Student fees and finance for where you live
Here's the easy way to get your head around student finance. We've listed out tuition fee costs and student loans and grants – for wherever you are in the UK.
See our regional guides to England, Wales, Scotland, Northern Ireland and the Channel Islands to find out more about what you have to pay.
Tuition fees: how much you'll pay, by country
Student loans and grants: England
Student loans and grants: Scotland
Student loans and grants: Wales
Student loans and grants: Northern Ireland
Tuition fees: how much you'll pay, by country
Figures shown below are the maximum amounts you could be charged in university tuition fees, based on where you live, where you're planning to study and based on figures for students starting university in 2016.*
- England: up to £9,000 per year when studying in England, Scotland, Wales or Northern Ireland
- Scotland: free if you're studying in Scotland, up to £9,000 per year in England, Wales or Northern Ireland
- Wales: you'll pay £3,810 per year and receive a tuition fee grant of up to £5,190 to cover any remaining fees
- Northern Ireland: up to £3,805 per year for studying in Northern Ireland or up to £9,000 in England, Scotland or Wales.
Student loans and grants: how much is available?
Figures shown below are the maximum amounts available. The actual amount you receive will depend on where you're studying, your course fees and household income.
A tuition fee loan worth up to a maximum of £9,000 per year is available to cover fees each year and is directly paid to your university.

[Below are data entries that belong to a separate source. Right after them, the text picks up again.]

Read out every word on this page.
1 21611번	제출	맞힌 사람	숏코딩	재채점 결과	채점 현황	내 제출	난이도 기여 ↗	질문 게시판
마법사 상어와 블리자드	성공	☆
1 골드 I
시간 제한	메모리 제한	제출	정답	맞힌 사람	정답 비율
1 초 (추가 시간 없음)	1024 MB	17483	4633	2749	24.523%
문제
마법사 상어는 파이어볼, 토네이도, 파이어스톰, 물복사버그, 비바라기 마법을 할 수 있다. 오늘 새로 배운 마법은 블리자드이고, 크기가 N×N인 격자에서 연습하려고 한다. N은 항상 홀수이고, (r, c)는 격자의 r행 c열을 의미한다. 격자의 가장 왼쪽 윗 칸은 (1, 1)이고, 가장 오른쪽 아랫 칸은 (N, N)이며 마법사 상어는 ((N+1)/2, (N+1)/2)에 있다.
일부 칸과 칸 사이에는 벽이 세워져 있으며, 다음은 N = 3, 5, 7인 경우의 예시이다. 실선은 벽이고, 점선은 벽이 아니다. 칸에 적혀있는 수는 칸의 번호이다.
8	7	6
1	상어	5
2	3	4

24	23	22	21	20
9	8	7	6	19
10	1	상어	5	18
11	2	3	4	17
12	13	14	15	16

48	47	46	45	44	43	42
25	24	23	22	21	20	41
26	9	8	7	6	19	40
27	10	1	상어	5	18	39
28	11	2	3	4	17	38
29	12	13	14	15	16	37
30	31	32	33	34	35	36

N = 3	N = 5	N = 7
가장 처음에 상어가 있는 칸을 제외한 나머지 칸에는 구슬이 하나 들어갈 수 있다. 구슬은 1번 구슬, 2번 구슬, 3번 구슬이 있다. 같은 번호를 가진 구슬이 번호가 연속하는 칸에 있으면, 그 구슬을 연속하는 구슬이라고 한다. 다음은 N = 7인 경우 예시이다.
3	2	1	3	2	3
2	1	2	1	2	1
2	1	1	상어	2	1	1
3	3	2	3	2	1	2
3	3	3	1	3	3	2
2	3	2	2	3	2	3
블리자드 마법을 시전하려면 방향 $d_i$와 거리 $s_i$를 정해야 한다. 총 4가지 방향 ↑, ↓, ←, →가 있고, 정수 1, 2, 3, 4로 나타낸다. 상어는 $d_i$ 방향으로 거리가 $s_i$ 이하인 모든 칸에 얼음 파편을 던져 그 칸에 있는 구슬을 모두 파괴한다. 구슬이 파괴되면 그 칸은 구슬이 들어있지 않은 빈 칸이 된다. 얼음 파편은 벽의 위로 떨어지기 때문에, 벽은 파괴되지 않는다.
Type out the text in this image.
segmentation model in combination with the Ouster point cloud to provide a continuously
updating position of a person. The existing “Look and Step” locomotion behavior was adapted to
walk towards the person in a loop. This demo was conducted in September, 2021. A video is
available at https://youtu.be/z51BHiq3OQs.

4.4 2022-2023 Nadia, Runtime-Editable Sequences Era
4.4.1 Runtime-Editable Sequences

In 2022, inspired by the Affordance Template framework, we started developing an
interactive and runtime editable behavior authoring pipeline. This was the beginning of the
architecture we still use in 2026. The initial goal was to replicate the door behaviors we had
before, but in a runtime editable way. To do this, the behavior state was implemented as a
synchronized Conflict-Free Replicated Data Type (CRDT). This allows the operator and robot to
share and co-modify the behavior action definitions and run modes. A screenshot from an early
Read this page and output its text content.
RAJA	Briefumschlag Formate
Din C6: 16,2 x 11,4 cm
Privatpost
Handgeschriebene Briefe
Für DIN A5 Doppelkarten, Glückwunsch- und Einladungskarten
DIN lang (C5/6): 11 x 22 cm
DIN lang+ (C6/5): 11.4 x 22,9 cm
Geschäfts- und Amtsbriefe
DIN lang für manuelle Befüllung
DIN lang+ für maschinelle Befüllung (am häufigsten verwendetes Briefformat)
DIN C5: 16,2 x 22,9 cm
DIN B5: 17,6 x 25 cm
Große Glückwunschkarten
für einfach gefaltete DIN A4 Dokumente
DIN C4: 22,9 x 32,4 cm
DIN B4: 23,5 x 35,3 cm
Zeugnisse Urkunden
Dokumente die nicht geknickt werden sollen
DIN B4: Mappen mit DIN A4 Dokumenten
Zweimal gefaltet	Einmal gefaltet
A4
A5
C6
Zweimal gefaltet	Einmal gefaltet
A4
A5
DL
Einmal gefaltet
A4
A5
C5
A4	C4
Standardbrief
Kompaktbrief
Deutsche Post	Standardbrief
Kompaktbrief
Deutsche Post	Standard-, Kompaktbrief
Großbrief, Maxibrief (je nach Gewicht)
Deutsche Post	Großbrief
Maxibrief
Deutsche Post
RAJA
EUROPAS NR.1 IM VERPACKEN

The second element of your student finance package is the maintenance loan, to help with living costs. If you're living away from home, a maximum of £8,200 per year (or up to £10,702 for those studying in London) is available if you're from a household with an income of less than £25,000 a year; loans available will differ depending on your particular circumstances. You'll start repaying your loans once you're earning £21,000 or more per year.
As announced in the July 2015 Budget, students starting university in 2016 onwards will no longer be able to apply for a maintenance grant. These were previously available to students from households earning up to £42,620 per year; however now they will be replaced by the now increased-maintenance loan mentioned above.
If you are receiving certain benefits, have a disability or need help with childcare costs, you may still be able to apply for a grant in the form of Disabled Students' Allowances or the Childcare Grant.
If you're Scottish and go to a Scottish university, you won't pay anything in tuition fees. If you're studying in either England, Wales or Northern Ireland, a tuition fee loan of up to £9,000 per year is available to cover these.
To help cover your living costs, a maintenance loan is available of up to £5,750 per year depending on your household income. For households earning up to £33,999 per year, a bursary is also available (from £500 through to £1,875 per year if your household income is below £16,999).
Similarly, if you are receiving certain benefits, have a disability or are a lone parent or carer, you can apply for a grant in the form of Disabled Students' Allowances or Living Costs Grants.
Wherever you choose to study, you'll only be eligible to pay a maximum of £3,810 per year in tuition fees – the Welsh Assembly provides a grant to subsidise the outstanding amount payable (up to £5,190 per year). A tuition fee loan is available to cover this.
A maintenance loan of up to £5,376 per year for students living away from home (up to £7,532 if you choose to go a London university) is available to cover living costs. If your household income is £50,020 or below, you can apply for a Welsh Government Learning Grant - the amount you receive depends on your income, up to £5,161 per year if it's £18,370 or less.
If you're from Northern Ireland and staying there to study, you'll pay a maximum of £3,805 per year in tuition fees, or up to £9,000 per year if you're studying in England, Scotland or Wales. In any case, you can apply for a tuition fee loan to cover the full amount payable.
Maintenance loans are also available to help cover living expenses – up to £4,840 is up for grabs if you're living away from home (£6,780 if you're living in London).
A maintenance grant can also be applied for if you're from a household with an income below £41,065. The amount you're eligible for depends on your household income, with a full grant of £3,475 available for households earning £19,023 or less. Finally, a Special Support Grant is available if you're receiving certain benefits or have a disability.